Catherine, der Bürgermeister der Hauptstadt, und Brom O'Berin sprangen erschrocken von ihren Stühlen um einen kartenbeladenen Tisch auf, als Rod in den Raum stiefelte.
Brom rannte Rod entgegen, um ihm den Weg zu versperren.
Aber schon war Rod an ihm vorbei. Erst am Tisch machte er halt und sah Catherine mit einem Blick an, der Wasser zu Eis hätte erstarren lassen. Die Königin wich zurück und drückte furchtsam die Hand an die Kehle.

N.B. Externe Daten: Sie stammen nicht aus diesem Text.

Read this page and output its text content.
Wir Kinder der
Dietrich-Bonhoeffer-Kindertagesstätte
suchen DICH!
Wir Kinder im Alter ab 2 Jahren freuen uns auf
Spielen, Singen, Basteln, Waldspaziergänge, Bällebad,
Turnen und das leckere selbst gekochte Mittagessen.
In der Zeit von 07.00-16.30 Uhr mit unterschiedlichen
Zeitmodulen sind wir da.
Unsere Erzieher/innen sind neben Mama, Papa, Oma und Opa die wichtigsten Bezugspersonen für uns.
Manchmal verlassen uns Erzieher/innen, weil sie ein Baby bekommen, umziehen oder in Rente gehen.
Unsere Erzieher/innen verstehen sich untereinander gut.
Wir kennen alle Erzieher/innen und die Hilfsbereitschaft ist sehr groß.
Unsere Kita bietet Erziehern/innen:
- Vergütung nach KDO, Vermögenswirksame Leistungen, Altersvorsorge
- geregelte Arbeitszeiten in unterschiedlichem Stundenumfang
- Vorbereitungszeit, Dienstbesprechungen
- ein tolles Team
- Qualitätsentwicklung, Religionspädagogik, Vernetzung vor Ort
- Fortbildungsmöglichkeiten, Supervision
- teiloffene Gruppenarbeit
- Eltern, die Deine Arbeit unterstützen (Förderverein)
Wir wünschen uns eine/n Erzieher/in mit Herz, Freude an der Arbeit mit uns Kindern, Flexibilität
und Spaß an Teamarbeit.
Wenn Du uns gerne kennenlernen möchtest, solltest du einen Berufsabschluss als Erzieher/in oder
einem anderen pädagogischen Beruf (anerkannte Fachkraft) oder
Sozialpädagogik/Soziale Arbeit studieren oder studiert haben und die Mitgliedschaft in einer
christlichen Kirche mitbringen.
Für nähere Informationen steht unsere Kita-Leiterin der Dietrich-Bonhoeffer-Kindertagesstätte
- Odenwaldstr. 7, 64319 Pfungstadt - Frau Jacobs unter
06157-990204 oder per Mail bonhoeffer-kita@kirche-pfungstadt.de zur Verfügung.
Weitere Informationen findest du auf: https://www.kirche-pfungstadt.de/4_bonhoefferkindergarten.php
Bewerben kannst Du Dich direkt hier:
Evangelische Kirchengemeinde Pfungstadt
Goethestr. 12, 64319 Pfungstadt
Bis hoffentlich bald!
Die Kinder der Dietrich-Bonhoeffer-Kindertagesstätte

Brom hüpfte auf die Tischplatte. „Was soll dieses unziemliche Eindringen, Rod Gallowglass? Verschwindet und wartet, bis Ihre Majestät Euch rufen läßt!“
„Ich ziehe es vor, ungekettet vor der Königin zu erscheinen!“
donnerte Rod. „Und ich lasse nicht zu, daß ein Edelmann von höchstem Stand in ein rattenverseuchtes Verlies mit gemeinen Mördern und Dieben geworfen wird!“
„Ihr laßt es nicht zu?“ krächzte die Königin.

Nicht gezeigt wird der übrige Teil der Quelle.